Call for Papers
First International Workshop on
AI-based All-Weather Surveillance System, AWSS 2024
in conjunction with ACCV 2024
Main Organizers
Thierry Bouwmans, Associate Professor (HDR), Laboratoire MIA, La
Rochelle Université, France, Email : tbouwman@univ-lr
Santosh Kumar Vipparthi, Associate Professor, Dept. of Computer
Science & Engineering, MNIT, Jaipur, India, Email :
kvipparthi@iitrpr.ac.in
Subrahmanyam Murala, Trinity College Dublin, Ireland, Email:
muralas@tcd.ie
Sajid Javed, Khalifa University of Science and Technology, UAE, Email
: sajid.javed@ku.ac.ae
Description (AWSS 2024 (google.com))
https://sites.google.com/view/awss2024/accueil
Advances in computer vision and the falling costs of camera hardware
have allowed the massive deployment of cameras for monitoring physical
premises. The extensive deployment of fixed and movable cameras for
control and safety has resulted in visual data collection for online
and post-event analysis. However, different environmental conditions
such as haze or fog, snow, dust, raindrops, and rain streaks degrade
the perceptual quality of the data, eventually affecting the
architecture performance on high-level computer vision tasks such as
change detection, object detection, traffic monitoring, border
surveillance, behavior analysis, video synopsis, action recognition,
anomaly detection, and object tracking, motion magnification, etc. In
literature, different modeling methods based on deep learning (CNNs,
GNNs) and graph signal processing concepts have been employed to
address the challenges of weather-specific applications (either
removal of rain, fog, snow, or haze) only. Nevertheless, only few
algorithms allow to handle these multi-weather conditions with a
unified network. Moreover, these algorithms require high computational
complexity, which leads to poor inference performance in real-world
scenarios, and also are most-of-the time not suitable in unseen
scenarios. In addition, very few algorithms are available for
simultaneous image/video restoration and static/moving object
detection in these challenging multi-weather scenarios.

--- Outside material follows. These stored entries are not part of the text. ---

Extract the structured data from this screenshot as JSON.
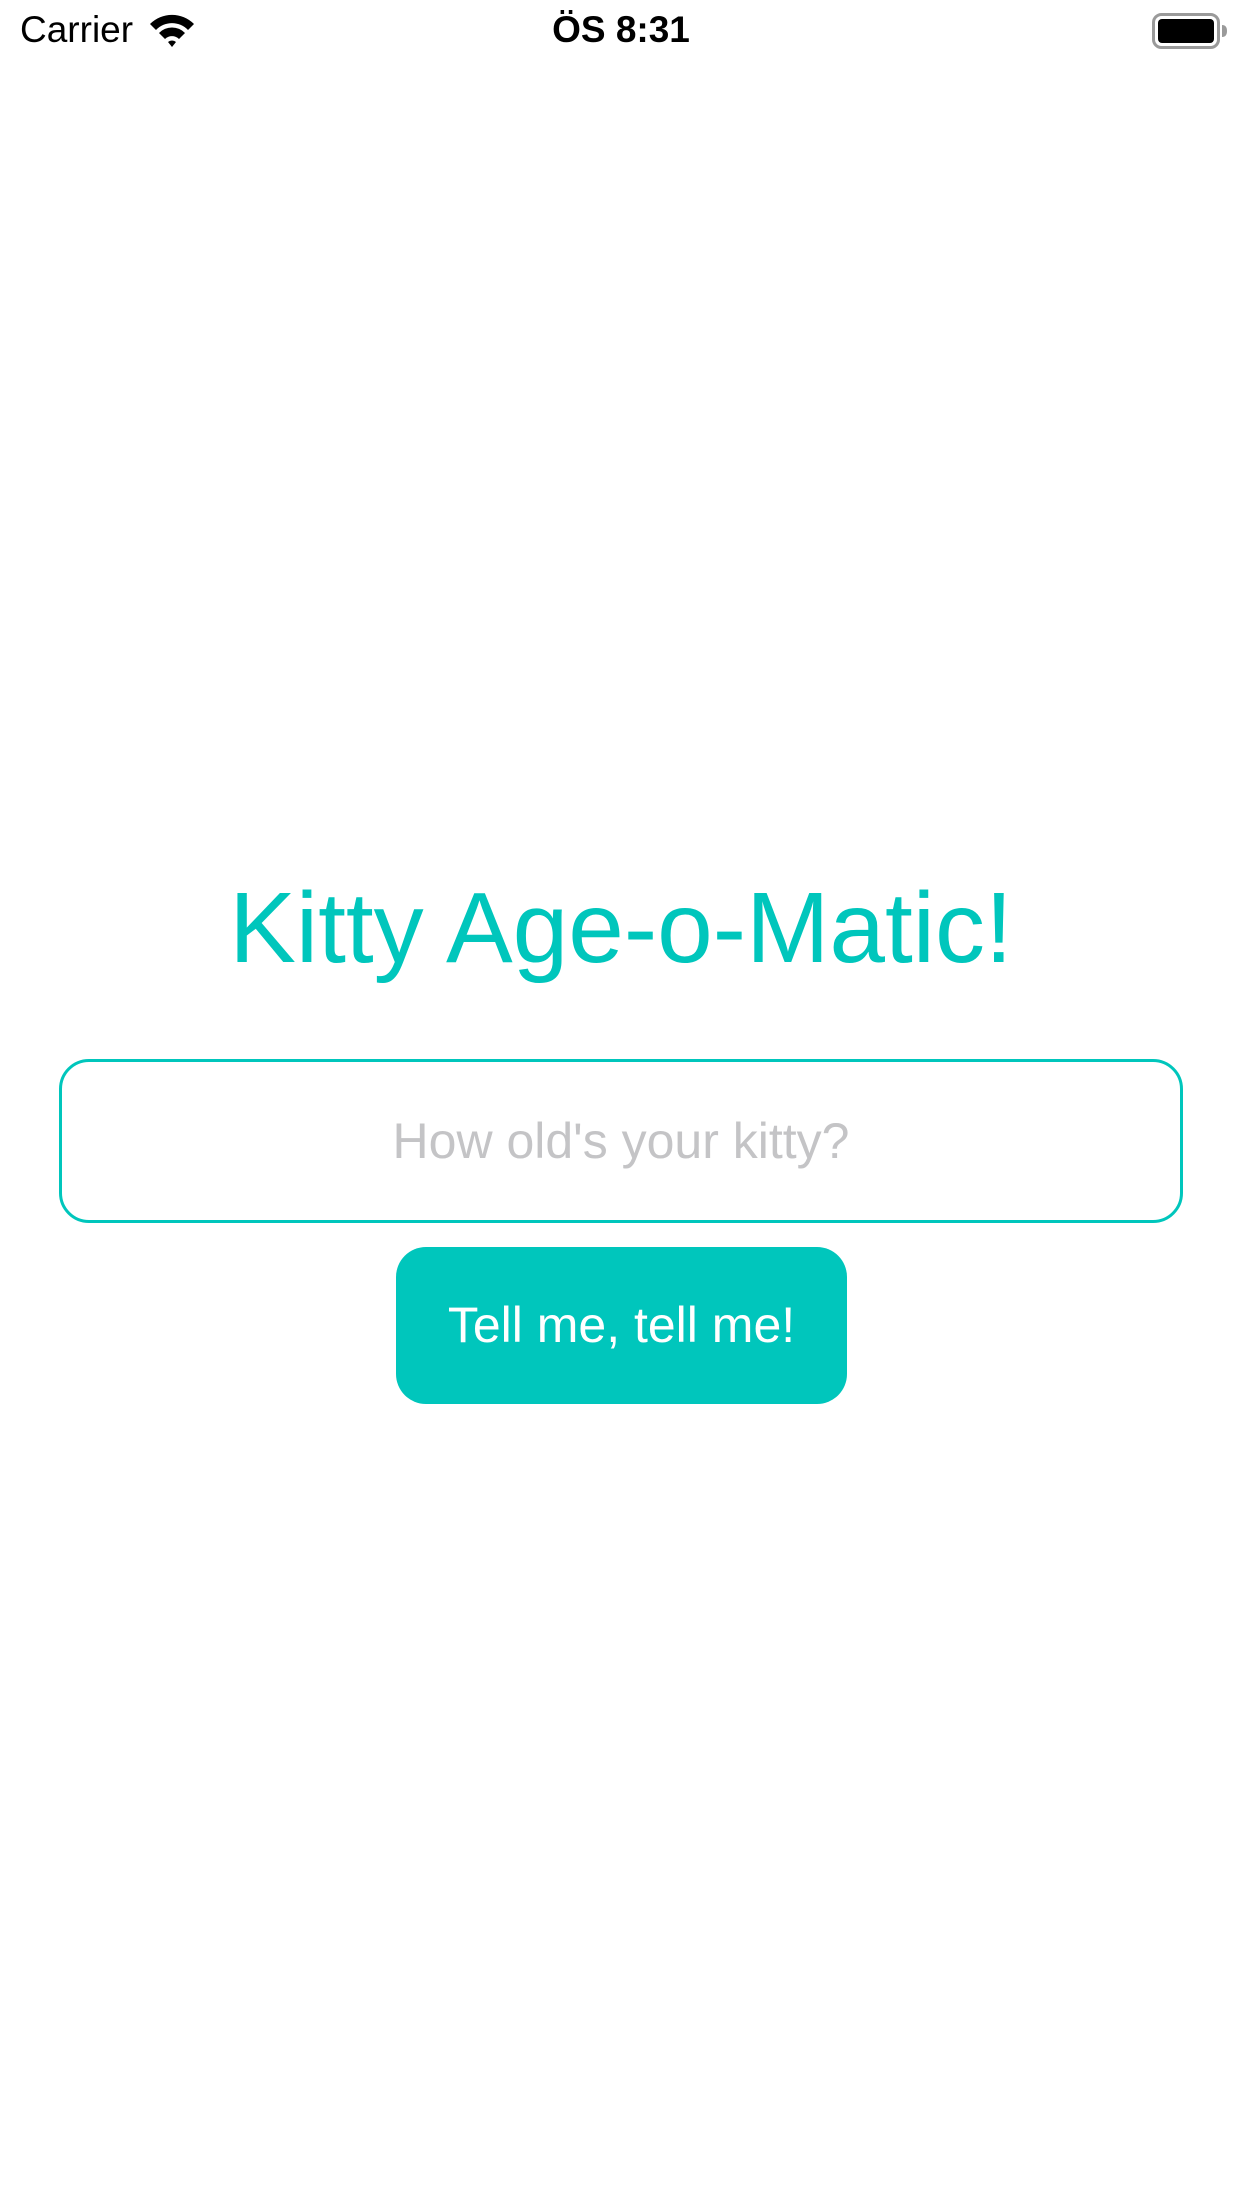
{
  "status_bar": {
    "carrier": "Carrier",
    "time": "ÖS 8:31",
    "wifi_icon": "wifi-icon",
    "battery_icon": "battery-icon"
  },
  "main": {
    "title": "Kitty Age-o-Matic!",
    "age_input": {
      "value": "",
      "placeholder": "How old's your kitty?"
    },
    "submit_label": "Tell me, tell me!"
  },
  "colors": {
    "accent": "#00c6bc",
    "placeholder": "#c4c4c6",
    "background": "#ffffff"
  }
}
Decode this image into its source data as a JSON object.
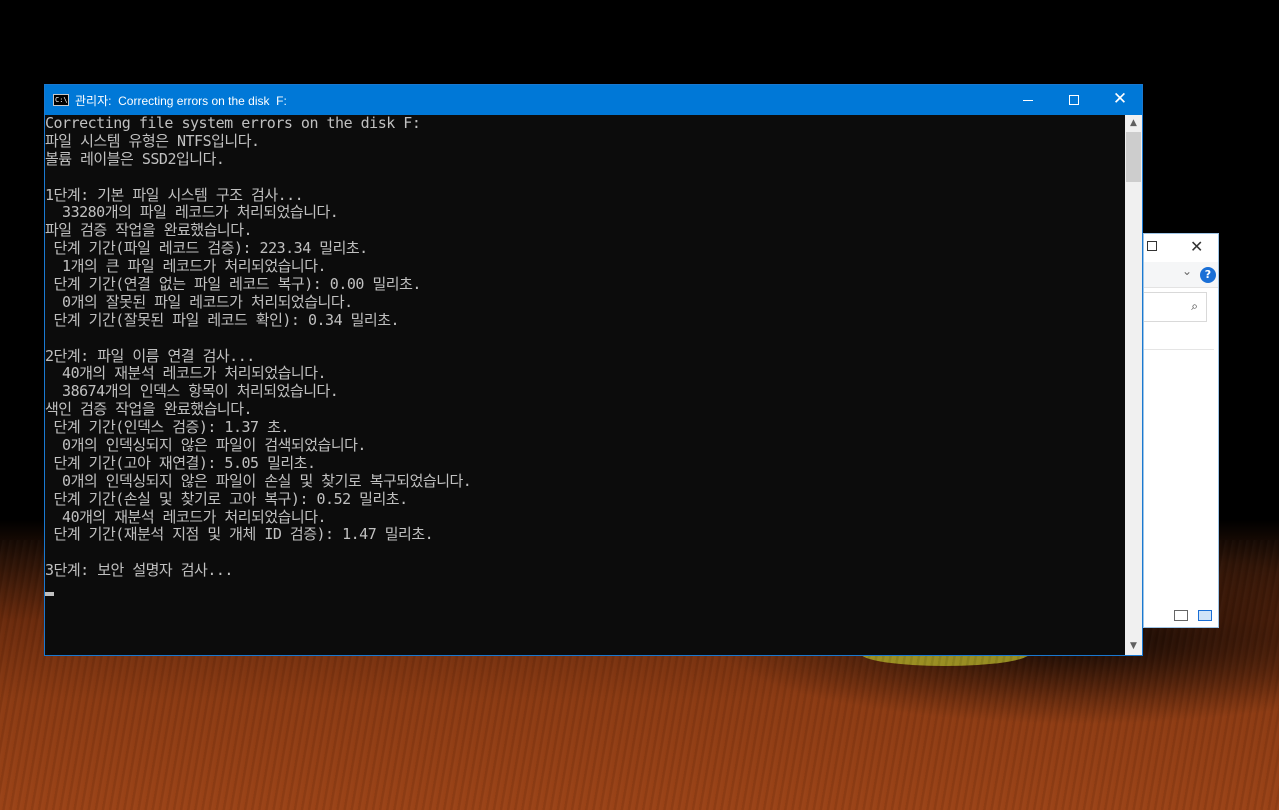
{
  "console": {
    "title": "관리자:  Correcting errors on the disk  F:",
    "app_icon_label": "C:\\",
    "close_glyph": "✕",
    "lines": [
      "Correcting file system errors on the disk F:",
      "파일 시스템 유형은 NTFS입니다.",
      "볼륨 레이블은 SSD2입니다.",
      "",
      "1단계: 기본 파일 시스템 구조 검사...",
      "  33280개의 파일 레코드가 처리되었습니다.",
      "파일 검증 작업을 완료했습니다.",
      " 단계 기간(파일 레코드 검증): 223.34 밀리초.",
      "  1개의 큰 파일 레코드가 처리되었습니다.",
      " 단계 기간(연결 없는 파일 레코드 복구): 0.00 밀리초.",
      "  0개의 잘못된 파일 레코드가 처리되었습니다.",
      " 단계 기간(잘못된 파일 레코드 확인): 0.34 밀리초.",
      "",
      "2단계: 파일 이름 연결 검사...",
      "  40개의 재분석 레코드가 처리되었습니다.",
      "  38674개의 인덱스 항목이 처리되었습니다.",
      "색인 검증 작업을 완료했습니다.",
      " 단계 기간(인덱스 검증): 1.37 초.",
      "  0개의 인덱싱되지 않은 파일이 검색되었습니다.",
      " 단계 기간(고아 재연결): 5.05 밀리초.",
      "  0개의 인덱싱되지 않은 파일이 손실 및 찾기로 복구되었습니다.",
      " 단계 기간(손실 및 찾기로 고아 복구): 0.52 밀리초.",
      "  40개의 재분석 레코드가 처리되었습니다.",
      " 단계 기간(재분석 지점 및 개체 ID 검증): 1.47 밀리초.",
      "",
      "3단계: 보안 설명자 검사..."
    ]
  },
  "explorer": {
    "close_glyph": "✕",
    "chevron_glyph": "⌄",
    "help_glyph": "?",
    "search_glyph": "⌕"
  },
  "colors": {
    "titlebar": "#0078d7",
    "console_bg": "#0c0c0c",
    "console_text": "#c0c0c0"
  }
}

Most of the time, these algorithms employ two-stage architectures to
address these challenges. In the first stage, an application-specific
image/video degrading algorithm is applied, and in the second stage,
high-level video processing tasks such as static/moving objects are
detected. Thus, there is an immense need to design and develop
end-to-end unified learning architectures which restore the
image/videos and detect the static/moving objects under sparse to
extreme multi-weather conditions.
Goal of This Workshop
The goals of this workshop are three-fold:
Designing unified framework that handles low- and high-level
computer vision applications such as intelligent transportation,
intelligent surveillance systems, conventional/aerial image or
video enhancements.
Proposing new algorithms that can fulfil the requirements of
real-time applications,
Proposing robust and interpretable deep learning to handle the key
challenges in pattern in these applications.
Broad Subject Areas for Submitting Papers
Papers are solicited to address deep learning methods to be applied in
based all-weather surveillance system,including but not limited to the
following:
Graph Machine Learning for Computer Vision
Transductive/Inductive Graph Neural Networks (GNNs)
GNNs Architectures
Zero-shot Learning
Graph Signal Processing for Computer Vision
Graph Spectral Clustering for Computer Vision
Ensemble learning-based methods
Meta-knowledge Learning methods
RGB-D cameras, Event based cameras
Important Dates
Full Paper Submission Deadline: August 30, 2024
Decisions to Authors: September 20, 2024
Camera-ready Deadline: Same than ACCV 2024.
Selected papers, after extensions and further revisions, will be
published in a special issue of an international journal.